Building LLM powered agents involves a lot of prompt engineering. You write instructions, test them, tweak them, test again. The cycle repeats until the agent behaves acceptably. Then the model provider ships an update, and some of that behaviour breaks. Repeat.
There has to be a better way.
What if the prompt could improve itself? What if, instead of manually tweaking instructions, we could automate the whole process and let an optimisation loop find better prompts for us?
This post explores exactly that idea. I will walk through how DSPy approaches automatic prompt optimisation, why I cannot use it directly for my agent, and how I adapted its core principles into a critique loop that works with my existing stack.
The constraint
Here is the situation. I am building an agent that uses closed-source LLMs. This comes with limitations.
- I cannot update or perform post-training on the model weights.
- I cannot change the model architecture.
- I can only change the prompt, instructions, and model hyperparameters.
- Some of the agent logic lives in an external platform I cannot fully observe, so I do not have a complete evaluation picture.
This means the prompt is genuinely the only lever I have. If I want the agent to improve over time, I need a systematic way to improve that prompt.
This is not an unusual constraint. Many teams working with API-based models face the exact same problem. The model is a black box, and the prompt is the only interface.
Enter DSPy
DSPy by Stanford reframes prompt engineering as a programmatic optimisation problem. Instead of hand-writing prompts, you define the structure of your task and DSPy automatically finds the best instructions, few-shot examples, and reasoning patterns for your LLM.
DSPy is built on three concepts.
Signatures
At the core are Signatures, which are declarative specifications of what your LLM call should do. You define input and output fields as a Python class:
class ClassifyQuestion(Signature):
question: str = InputField()
category: str = OutputField()
confidence: float = OutputField()
DSPy turns this into a prompt automatically.
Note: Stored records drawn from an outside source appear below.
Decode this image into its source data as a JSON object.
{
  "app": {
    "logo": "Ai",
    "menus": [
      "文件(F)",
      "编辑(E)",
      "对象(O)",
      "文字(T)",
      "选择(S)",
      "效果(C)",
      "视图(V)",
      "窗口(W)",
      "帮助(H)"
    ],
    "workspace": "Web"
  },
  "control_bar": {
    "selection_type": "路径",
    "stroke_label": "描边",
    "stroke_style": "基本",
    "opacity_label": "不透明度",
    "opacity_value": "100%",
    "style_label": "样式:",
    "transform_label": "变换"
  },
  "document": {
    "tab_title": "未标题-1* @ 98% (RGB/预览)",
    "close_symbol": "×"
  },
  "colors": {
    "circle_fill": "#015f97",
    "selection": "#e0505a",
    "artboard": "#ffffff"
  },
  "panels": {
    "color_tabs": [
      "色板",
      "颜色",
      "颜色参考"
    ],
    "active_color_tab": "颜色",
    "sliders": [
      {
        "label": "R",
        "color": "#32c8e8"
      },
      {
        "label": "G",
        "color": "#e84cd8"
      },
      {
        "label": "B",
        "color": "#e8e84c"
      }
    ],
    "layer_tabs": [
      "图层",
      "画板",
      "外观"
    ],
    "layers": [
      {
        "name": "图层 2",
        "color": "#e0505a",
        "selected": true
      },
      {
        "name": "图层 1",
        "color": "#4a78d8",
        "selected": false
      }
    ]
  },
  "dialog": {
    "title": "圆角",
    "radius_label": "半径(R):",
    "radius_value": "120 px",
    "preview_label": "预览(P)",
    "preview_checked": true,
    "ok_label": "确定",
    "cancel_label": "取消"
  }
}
The signature is the contract that every optimiser works against. It is a clean abstraction. You declare intent, not prompt text.
Modules
DSPy wraps signatures in Modules that apply specific prompting strategies.
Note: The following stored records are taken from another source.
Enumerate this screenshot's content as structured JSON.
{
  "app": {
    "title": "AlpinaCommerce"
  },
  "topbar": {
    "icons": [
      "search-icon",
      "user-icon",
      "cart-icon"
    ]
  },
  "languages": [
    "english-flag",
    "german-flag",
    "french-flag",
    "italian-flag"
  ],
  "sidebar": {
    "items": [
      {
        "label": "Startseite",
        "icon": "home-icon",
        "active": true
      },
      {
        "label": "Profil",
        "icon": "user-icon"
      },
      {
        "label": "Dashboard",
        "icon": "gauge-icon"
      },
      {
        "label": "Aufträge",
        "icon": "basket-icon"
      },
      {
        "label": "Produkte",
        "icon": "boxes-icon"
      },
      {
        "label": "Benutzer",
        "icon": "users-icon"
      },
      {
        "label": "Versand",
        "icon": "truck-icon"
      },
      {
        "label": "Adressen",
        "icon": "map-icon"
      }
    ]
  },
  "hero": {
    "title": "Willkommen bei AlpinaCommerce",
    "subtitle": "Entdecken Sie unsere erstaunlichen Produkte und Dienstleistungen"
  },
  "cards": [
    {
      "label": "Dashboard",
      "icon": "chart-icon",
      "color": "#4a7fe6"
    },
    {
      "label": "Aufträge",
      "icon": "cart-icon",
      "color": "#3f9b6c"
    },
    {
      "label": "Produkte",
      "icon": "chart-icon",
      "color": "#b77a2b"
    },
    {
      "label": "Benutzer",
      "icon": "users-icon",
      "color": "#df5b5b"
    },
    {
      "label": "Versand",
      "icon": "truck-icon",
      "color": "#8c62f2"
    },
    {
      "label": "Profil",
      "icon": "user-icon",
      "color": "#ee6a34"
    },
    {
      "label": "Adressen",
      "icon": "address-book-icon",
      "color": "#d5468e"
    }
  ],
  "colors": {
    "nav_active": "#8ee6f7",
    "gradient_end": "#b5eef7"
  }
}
Predictis a straightforward one-shot call.ChainOfThoughtinjects a reasoning step before the final output.ReActinterleaves tool-use reasoning with action selection.IfThenprovides conditional routing between branches.
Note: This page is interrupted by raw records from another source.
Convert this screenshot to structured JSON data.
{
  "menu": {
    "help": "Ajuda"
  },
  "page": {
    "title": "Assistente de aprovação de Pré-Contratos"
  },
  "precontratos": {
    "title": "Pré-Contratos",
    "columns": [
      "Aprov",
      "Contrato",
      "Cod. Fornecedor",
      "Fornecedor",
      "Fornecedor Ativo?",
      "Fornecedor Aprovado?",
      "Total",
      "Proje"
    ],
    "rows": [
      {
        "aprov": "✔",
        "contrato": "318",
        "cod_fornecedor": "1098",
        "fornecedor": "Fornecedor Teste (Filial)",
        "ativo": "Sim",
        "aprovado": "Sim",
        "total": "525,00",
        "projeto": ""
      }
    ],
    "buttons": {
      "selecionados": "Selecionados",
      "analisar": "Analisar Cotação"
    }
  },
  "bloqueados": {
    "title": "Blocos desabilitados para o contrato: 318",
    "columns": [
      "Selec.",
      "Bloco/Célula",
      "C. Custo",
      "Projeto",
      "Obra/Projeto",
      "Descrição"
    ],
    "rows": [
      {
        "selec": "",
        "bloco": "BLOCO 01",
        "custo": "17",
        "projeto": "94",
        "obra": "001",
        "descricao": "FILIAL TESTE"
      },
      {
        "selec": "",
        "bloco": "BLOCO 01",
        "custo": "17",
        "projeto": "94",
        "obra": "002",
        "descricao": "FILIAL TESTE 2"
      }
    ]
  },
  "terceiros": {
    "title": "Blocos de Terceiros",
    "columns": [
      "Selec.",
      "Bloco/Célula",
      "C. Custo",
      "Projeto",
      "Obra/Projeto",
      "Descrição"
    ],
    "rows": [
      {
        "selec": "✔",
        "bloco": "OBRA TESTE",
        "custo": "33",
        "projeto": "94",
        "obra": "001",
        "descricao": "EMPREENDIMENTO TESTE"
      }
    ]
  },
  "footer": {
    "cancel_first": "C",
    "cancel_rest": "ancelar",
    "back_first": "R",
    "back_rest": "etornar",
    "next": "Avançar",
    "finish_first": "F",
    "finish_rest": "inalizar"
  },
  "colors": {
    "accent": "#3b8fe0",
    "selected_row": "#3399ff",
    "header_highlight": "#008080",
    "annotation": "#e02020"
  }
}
So ChainOfThought(ClassifyQuestion) gives you chain-of-thought reasoning over that signature. The module is what gets optimised, not a prompt string.
Optimisers
This is where DSPy becomes really interesting. DSPy provides algorithms that automatically improve your modules given a training set and a metric function. There are more than a dozen optimisers, including:
- BootstrapFewShot generates synthetic examples to include as few-shot demonstrations.
- COPRO generates candidate instructions and picks the best through coordinate ascent.
- MIPROv2 uses Bayesian optimisation over instruction space, informed by your data.
But the optimiser that most directly inspired my approach is GEPA.
GEPA: Genetic Evolution of Prompts via Adaptation
GEPA is DSPy’s flagship optimiser. It is the one that got me thinking about how to apply these ideas outside of DSPy itself.
GEPA combines several ideas into one loop:
- Instruction mutation takes your current prompt instructions and generates variants by rewriting, rephrasing, adding constraints, or removing redundancy.
- Evaluation tests each variant against your training set using your metric function.
- Feedback-driven reflection is where GEPA differs from simpler approaches. The metric does not just return a score. It returns text feedback alongside it. For example:
score=0.0, feedback="Don't reference the input season verbatim." - Instruction rewriting uses a separate reflection LLM that reads the failures and feedback and produces improved instructions.
- Selection picks the best-performing variant as the new base for the next iteration.
The critical insight is the feedback loop. Metrics return structured critiques, not just numbers. The reflection LLM reads those critiques and uses them to rewrite instructions. This is much more powerful than black-box search because the feedback guides how to improve, not just which variant won.
GEPA is production proven. Shopify migrated to a small Qwen model with GEPA-optimised prompts and got approximately 75 times cost reduction with 2 times better reliability. Dropbox doubled accuracy while processing 10 to 100 times more data at the same cost.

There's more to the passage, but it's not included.